Diversity [dogma] (i.e. color judgment) is derived from the Pro-Choice ethical religion based on principles of political congruence ("=") with integrated bigotry.
BUMBLE BEE: "Lone for a reason."
As with obama, we have all greatly failed lonejustice and failed to live up to his/her exacting standards of excellence.
longjustice is like another LightBringer illuminating our deficiencies and lamenting that the blog can't be a string of one lonejustice posting after another, thereby increasing the overall acceptability of life in America.
@Saint Croix, your assessment of my analysis, coming on the same thread as the comment by lonejustice, should cause me to feel honored.
But I think it’s just that you’re wrong.
Lonejustice
after watching one Clint Eastwood movie too many
decides he needs to "clean up this blog"
and bring back some law and order
Bam! Bam! Bam!
he doesn't stick around for any thank yous
or to rape a hillbilly woman
(depending on what Clint Eastwood movie you're watching)
it's a rough justice
but somebody had to do it
and lonejustice rides off into the sunset
leaving behind a cleaner, happier blog
as those bad commentators
bleeding out from their mind wounds
sink back into our darks holes
never to besmirch the Althouse blog again
(unless there's a sequel)
One of the nice things about going abroad is you discover how American you are
And I don't know about you, but I mock the shit out of restaurants here in the U.S. that don't put ice in the water.
"There's this thing called a freezer," I say, in one of my pro-ice rants. "I know they can't afford freezers in France, but we don't have to import every damn idea from Europe into the United States of America. This is the South. We like ice. We need ice. Ice is our friend! Sophisticated restaurants have sophisticated freezers that make ice cubes. I am almost certain these prices you are charging include ice cubes."
I do not say any of this to the waiter, lonejustice, if you are taking notes, to the waiter I say, "I need some ice, please."

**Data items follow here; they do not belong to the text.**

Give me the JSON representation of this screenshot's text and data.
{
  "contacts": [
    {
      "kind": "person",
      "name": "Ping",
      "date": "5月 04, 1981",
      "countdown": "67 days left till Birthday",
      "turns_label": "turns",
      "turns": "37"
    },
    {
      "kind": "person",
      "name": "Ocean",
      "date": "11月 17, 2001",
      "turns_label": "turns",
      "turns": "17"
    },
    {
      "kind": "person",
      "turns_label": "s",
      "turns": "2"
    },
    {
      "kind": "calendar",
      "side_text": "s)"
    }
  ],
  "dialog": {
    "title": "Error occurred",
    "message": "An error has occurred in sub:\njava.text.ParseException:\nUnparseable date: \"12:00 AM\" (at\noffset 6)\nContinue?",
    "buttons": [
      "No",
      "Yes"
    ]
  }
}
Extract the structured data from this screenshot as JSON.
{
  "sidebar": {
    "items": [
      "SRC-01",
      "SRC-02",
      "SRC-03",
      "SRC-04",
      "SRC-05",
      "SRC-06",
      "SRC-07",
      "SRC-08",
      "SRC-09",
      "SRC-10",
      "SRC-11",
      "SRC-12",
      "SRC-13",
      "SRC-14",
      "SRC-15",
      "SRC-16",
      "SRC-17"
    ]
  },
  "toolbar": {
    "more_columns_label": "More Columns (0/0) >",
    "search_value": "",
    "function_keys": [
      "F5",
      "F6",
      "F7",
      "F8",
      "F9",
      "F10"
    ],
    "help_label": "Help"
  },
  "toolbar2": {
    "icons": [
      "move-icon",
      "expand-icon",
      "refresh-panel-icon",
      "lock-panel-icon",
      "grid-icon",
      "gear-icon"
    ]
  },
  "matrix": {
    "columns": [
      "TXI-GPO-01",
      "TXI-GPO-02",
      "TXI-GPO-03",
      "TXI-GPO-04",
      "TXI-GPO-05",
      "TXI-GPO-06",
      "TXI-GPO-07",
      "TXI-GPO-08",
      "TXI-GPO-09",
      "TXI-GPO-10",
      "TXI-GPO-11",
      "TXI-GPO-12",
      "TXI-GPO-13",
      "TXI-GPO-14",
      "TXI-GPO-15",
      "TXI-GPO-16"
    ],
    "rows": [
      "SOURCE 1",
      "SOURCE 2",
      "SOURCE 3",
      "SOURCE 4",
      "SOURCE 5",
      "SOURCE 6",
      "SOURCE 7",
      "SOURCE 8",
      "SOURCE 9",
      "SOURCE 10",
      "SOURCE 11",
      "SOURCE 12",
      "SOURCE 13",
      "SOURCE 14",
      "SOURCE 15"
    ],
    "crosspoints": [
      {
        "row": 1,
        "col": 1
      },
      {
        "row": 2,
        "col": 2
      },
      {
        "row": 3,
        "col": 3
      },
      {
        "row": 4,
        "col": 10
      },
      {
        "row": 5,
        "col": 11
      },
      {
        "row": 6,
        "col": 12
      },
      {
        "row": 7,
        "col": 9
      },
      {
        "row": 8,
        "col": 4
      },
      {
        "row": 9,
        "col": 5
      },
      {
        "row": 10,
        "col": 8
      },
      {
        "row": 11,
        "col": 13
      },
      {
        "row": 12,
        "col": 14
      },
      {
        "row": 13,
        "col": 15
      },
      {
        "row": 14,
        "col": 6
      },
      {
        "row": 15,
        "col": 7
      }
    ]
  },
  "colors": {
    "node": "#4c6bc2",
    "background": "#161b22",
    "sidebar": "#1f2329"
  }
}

Also I give the waiter a big tip, because that's what Americans do, we rock hard and tip big, and if that's too chill for all your lukewarm socialist pals dying of heat exhaustion in France because there's no fucking ice cubes, to them I say, fuck it, and tip some more. I take my aggression out in charity, aggressive charity, fuck you charity, 200% charity, charity so obnoxious that other people want to do charity to teach me how to do charity correctly.
I read that article and I go, whoa! That's my ugly American ass, loud and bitching about the lack of ice cubes, walking in with my flip-flops, a.k.a. leather sandals, a.k.a. Jesus footwear. I mean, they had me until they got to "manscaping" and I was like, what the fuck, I don't know my own country anymore.
I think it’s just that you’re wrong.
That's why journalists censor pro-lifers all day.
That's the little voice that goes on in their feeble little minds.
you're wrong, you're wrong, you're so wrong, you're so wrong I'm not going to read it and nobody else should be allowed to read it either, that's how wrong you are, you wrong-headed wrong bastard
Althouse thinks I'm wrong and publishes my opinions anyway.
She's an awesome liberal, in my opinion. Full stop.
St. Croix @ 11:57: your ice-rant is brilliant. Unhinged; but brilliant. Thanks.